You ask around, and someone tells you about the place where the No 4 bus goes to sleep at night. It’s a ten-minute walk away, or a four minute jog in this case. You follow the directions you’ve been given. The further you get from the high street the less sure you are that this secret building actually exists, but finally you round a corner and it looms ahead of you like an overgrown brick shed.
They pack a lot of buses in here, and how do you know for sure that your No 4 bus is one of them? You don’t. It could be driving down some other road entirely…It’s a tense search, up and down a lot of stairs in 17 identical No 4s in search of THE one – but in the end, you find the right bus. How do you know? The bag is still there, exactly where you left it.
If you don’t like happy endings, tough. When your laptop goes AWOL, just like when your hard drive gets fried, a happy ending is exactly what you need.
[OK, this is not the story the BBC recorded - but it is a true No 4 bus story.] It’s about the time I left my laptop on the bus.
It’s your worst public transport nightmare, isn’t it?

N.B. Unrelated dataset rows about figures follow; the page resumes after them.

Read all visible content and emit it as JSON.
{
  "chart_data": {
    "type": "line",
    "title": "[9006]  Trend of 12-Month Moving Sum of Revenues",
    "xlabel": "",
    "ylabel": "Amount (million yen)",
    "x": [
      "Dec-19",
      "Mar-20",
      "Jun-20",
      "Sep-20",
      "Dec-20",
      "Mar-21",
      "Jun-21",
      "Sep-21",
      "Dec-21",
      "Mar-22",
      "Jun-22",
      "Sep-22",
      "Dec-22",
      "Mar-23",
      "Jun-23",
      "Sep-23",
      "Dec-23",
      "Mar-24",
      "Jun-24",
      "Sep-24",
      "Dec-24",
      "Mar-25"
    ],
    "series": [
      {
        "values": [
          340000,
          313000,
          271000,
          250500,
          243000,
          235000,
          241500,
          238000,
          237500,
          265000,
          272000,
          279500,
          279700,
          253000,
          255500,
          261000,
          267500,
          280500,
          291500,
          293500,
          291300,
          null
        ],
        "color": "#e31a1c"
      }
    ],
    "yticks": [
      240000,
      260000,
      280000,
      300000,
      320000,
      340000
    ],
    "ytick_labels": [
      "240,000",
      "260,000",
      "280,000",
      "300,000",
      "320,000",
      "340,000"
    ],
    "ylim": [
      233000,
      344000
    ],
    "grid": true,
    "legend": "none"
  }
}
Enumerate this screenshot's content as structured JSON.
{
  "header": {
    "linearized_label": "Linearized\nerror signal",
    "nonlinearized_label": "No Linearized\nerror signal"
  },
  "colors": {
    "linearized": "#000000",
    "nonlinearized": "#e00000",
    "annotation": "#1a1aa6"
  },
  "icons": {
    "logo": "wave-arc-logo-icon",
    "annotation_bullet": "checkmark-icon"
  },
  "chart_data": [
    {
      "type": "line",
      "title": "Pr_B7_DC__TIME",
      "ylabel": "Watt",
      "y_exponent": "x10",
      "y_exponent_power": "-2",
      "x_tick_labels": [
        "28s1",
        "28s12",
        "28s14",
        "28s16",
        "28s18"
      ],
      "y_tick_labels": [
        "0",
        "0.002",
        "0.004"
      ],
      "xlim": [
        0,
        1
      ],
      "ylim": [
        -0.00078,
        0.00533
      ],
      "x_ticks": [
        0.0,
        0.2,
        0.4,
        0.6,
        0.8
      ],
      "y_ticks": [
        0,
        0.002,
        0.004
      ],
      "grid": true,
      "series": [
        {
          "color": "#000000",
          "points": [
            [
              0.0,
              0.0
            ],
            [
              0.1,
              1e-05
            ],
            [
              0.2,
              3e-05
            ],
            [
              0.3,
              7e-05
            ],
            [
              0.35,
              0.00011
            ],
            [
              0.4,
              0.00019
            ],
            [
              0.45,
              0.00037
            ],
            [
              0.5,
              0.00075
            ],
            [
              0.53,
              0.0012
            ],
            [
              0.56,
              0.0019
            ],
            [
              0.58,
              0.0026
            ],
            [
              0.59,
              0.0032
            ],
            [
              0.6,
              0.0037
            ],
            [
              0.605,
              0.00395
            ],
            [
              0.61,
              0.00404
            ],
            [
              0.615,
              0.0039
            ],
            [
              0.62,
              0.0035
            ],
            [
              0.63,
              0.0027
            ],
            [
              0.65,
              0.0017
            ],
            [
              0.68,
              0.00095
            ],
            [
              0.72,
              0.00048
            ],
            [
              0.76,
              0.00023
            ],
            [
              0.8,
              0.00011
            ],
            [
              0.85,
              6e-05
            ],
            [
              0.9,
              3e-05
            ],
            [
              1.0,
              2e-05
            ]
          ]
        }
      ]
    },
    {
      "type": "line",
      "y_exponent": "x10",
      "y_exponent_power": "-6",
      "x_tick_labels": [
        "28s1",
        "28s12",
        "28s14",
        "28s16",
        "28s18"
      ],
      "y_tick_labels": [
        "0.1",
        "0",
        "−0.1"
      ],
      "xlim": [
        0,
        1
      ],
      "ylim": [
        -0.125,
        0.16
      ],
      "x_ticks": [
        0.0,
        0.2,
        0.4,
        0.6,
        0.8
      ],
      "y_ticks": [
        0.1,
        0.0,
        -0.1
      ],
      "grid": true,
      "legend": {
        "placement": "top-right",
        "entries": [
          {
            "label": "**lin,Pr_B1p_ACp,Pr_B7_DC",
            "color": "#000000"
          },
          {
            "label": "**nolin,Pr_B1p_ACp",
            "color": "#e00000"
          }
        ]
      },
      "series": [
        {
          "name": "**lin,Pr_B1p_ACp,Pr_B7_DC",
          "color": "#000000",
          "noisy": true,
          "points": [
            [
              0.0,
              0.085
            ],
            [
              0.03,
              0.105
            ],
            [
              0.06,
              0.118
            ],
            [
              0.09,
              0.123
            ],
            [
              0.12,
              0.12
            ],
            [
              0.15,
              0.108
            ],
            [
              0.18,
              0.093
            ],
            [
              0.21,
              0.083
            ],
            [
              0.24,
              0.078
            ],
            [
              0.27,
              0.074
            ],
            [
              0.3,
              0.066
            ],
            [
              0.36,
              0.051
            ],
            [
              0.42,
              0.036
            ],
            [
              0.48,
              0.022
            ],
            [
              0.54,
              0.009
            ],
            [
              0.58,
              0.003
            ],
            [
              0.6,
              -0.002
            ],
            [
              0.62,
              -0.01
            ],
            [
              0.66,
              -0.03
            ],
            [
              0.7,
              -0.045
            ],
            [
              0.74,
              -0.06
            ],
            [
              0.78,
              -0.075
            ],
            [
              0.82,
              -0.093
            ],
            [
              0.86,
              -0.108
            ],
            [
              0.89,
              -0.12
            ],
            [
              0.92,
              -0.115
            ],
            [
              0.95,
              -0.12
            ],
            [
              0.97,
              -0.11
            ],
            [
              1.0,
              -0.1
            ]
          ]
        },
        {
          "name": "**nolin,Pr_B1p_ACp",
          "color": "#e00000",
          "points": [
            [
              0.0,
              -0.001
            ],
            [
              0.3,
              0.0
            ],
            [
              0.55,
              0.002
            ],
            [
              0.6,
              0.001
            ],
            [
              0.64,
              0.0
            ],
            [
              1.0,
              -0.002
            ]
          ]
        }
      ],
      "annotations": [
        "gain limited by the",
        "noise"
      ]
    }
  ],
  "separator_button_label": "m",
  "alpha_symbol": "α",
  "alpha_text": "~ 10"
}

And you can’t imagine how anyone would… Well, here’s how: the No 4 rambles around north London like a free sightseeing tour, and by the time you reach the last stop you’re nearly asleep. Downstairs the driver helpfully flashes the lights a few times to signal to passengers that the last stop is coming up. He leaves the lights off in the end for some reason, so you stumble downstairs in the shadows, neglecting to notice the bag with your bits and bytes in it. Of course you’re some way down the road when it occurs to you how nice and light you feel, walking along without… without your bag!